Hi,
It would be great if there was a “group by” feature within the Missing Value node. It appears if you are replacing missing values through a method such as moving average, the moving average looks up and down the column to create new new value… This is fine, if the missing values are in the middle of the group. However, if the missing values are at the beginning or end of the group’s data set, the moving average will create a value with the previous groups information.
Example:
As you can see, the missing value in ID A is created appropriately, taking 1 value back, and 1 value forward. However, ID B, since the first value is missing, takes 1 value back, which is actually a value for A. It is inappropriate to do this. Instead, I think it would be better if there was logic in place to start over and find the first non-missing value (which may actually be 2 forward values, but it would be better than combining two data sets that should not touch…). The same issue is present if the last value is missing… 1 backward value and 1 forward value means B & C’s data is being combined.
Of course, I can get around this by using a group loop with ID’s being the grouping principal… However, it just takes so long! Looping over a dataset of store sales with 1000’s of stores takes considerable amount of time.

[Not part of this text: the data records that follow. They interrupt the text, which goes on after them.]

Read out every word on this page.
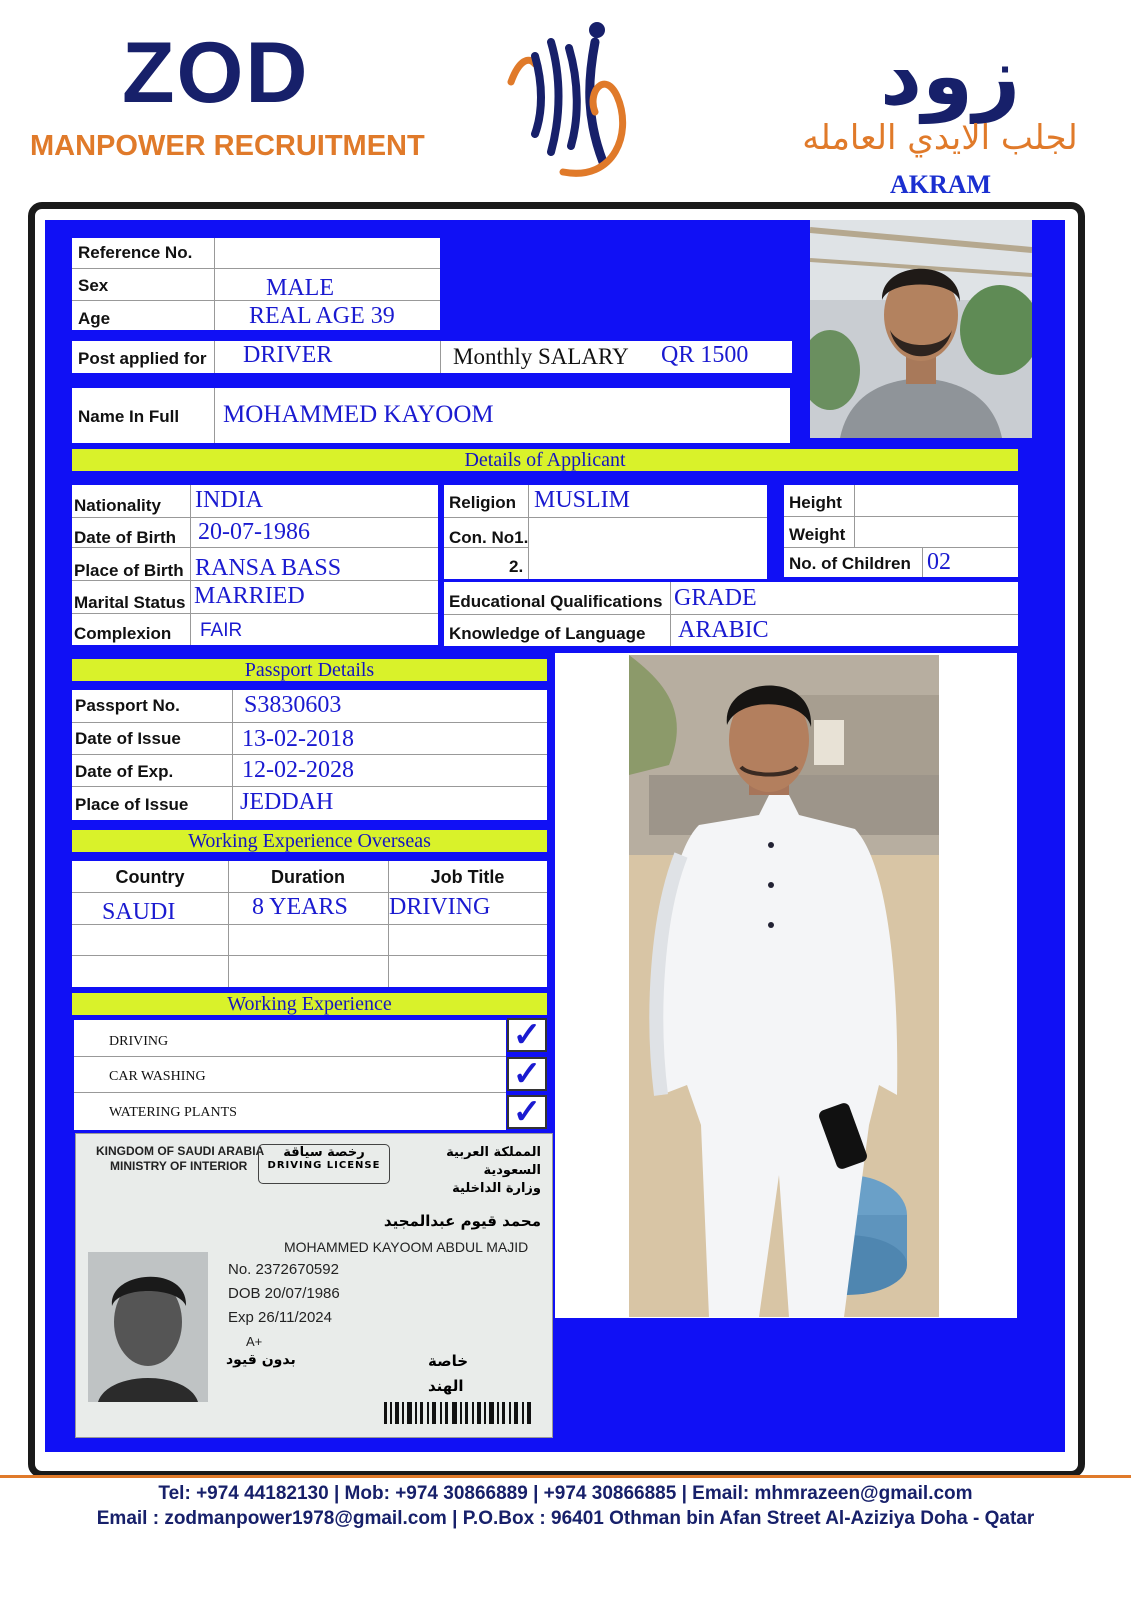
ZOD
MANPOWER RECRUITMENT
زود
لجلب الايدي العامله
AKRAM
Reference No.
Sex	MALE
Age	REAL AGE 39
Post applied for DRIVER	Monthly SALARY QR 1500
Name In Full MOHAMMED KAYOOM
Details of Applicant
Nationality INDIA
Date of Birth 20-07-1986
Place of Birth RANSA BASS
Marital Status MARRIED
Complexion FAIR
Religion MUSLIM
Con. No1.
2.
Height
Weight
No. of Children 02
Educational Qualifications GRADE
Knowledge of Language ARABIC
Passport Details
Passport No.	S3830603
Date of Issue	13-02-2018
Date of Exp.	12-02-2028
Place of Issue JEDDAH
Working Experience Overseas
Country	Duration	Job Title
SAUDI	8 YEARS DRIVING
Working Experience
DRIVING
CAR WASHING
WATERING PLANTS
✓
✓
✓
KINGDOM OF SAUDI ARABIA
MINISTRY OF INTERIOR
رخصة سياقة
DRIVING LICENSE
المملكة العربية السعودية
وزارة الداخلية
محمد قيوم عبدالمجيد
MOHAMMED KAYOOM ABDUL MAJID
No. 2372670592
DOB 20/07/1986
Exp 26/11/2024
A+
بدون قيود	خاصة
الهند
Tel: +974 44182130 | Mob: +974 30866889 | +974 30866885 | Email: mhmrazeen@gmail.com
Email : zodmanpower1978@gmail.com | P.O.Box : 96401 Othman bin Afan Street Al-Aziziya Doha - Qatar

I hope some additional logic can be placed into the Missing Value node to make it more robust and avoid the need for a loop.
Hi @snowy, for a totally different reason I recently wrote a component that marks via two new appended columns containing booleans the first and last row in a group (specified by a value on another single column). I wonder if having found the missing values in the separate column as in your screenshot, by determining which (if any) of those newly derived values are in first or last rows for the group, they could maybe be reset to missing and acted upon separately, or in some other way filtered.